Waste is scrap and rework
to
Waste is anything that doesn't add value to the product or Waste is anything for which the customer is not willing to pay.

Poka-Yoke: Also called Error Proofing, Mistake Proofing or Zero Quality Control (ZQC). Poka- Yoke is a system and/or a device that prevents errors before they become defects. With Poka-Yoke operators are not blamed for the errors, but instead find ways to keep errors from becoming defects. When used with other Lean Principles Poka-Yoke can be a very valuable tool in the overall Lean Manufacturing process.

Production: Skilled: The ratio of the number of production operators to the number of skilled trades personnel.

Sensei: The Japanese word for teacher. In acquiring Lean Knowledge the Sensei often is personally involved with the student.

TAKT: The German word for Pace or Rhythm. Used in Lean as the rhythm of the plant. ie-If the customer wants a part every 30 seconds, the plant (or the Lean Cell) should feel the heart beat of producing a part every 30 seconds.

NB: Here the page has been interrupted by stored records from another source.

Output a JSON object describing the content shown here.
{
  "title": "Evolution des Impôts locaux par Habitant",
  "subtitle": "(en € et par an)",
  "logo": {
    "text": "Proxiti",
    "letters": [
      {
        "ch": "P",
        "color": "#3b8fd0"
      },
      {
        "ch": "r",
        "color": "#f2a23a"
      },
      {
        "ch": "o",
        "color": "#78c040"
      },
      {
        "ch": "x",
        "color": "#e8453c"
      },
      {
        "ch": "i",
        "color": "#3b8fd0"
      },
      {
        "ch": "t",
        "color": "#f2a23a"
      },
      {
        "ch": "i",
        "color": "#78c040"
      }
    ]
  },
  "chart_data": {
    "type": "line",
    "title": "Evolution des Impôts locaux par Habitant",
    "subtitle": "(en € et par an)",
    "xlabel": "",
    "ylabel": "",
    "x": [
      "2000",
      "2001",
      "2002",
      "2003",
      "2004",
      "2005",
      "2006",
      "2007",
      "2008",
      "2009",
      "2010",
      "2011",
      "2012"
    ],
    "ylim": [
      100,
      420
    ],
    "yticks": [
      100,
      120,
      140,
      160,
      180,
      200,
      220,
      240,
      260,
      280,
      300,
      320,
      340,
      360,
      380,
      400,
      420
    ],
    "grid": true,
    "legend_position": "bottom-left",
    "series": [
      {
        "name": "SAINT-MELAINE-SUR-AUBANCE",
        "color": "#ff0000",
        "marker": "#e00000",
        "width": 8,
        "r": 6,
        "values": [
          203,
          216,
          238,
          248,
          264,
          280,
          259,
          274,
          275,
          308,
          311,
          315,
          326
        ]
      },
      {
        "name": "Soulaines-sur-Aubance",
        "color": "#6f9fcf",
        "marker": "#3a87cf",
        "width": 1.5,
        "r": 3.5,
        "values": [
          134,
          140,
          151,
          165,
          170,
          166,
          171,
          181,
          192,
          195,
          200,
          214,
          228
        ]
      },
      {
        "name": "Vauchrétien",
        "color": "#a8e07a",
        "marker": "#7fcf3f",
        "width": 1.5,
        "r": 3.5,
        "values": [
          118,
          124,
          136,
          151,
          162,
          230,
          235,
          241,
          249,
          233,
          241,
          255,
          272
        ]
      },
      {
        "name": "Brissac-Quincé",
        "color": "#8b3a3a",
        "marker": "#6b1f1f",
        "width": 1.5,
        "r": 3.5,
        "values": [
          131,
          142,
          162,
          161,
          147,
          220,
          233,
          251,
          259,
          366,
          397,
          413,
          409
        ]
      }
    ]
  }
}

TAKT Time: Total available production time divided by the customer & requirement. Note: Include all planned activities such as clean-up, safety meetings, etc.

Example

(1) 8 Hour Shift=480 Minutes-(2) 10 Minute Breaks=460
------------------------------------------------------
1840 Pieces/Day Customer Requirements

TAKT Time = .25 minute or 15 seconds

Traditional Manufacturing: (Mass Production) Grouping like processes together (paint, welding fabrication, etc.) and then making large batches of a part and holding them in queue waiting for the next process. Also called "Batch and Queue."

Value Stream Mapping: A systematic method to identify all the activities (door-to-door) required to produce a product or product family. The "Map" will inclide both the flow of the material and the flow of information. It should first be used to describe the current state and then redone to depict the future state.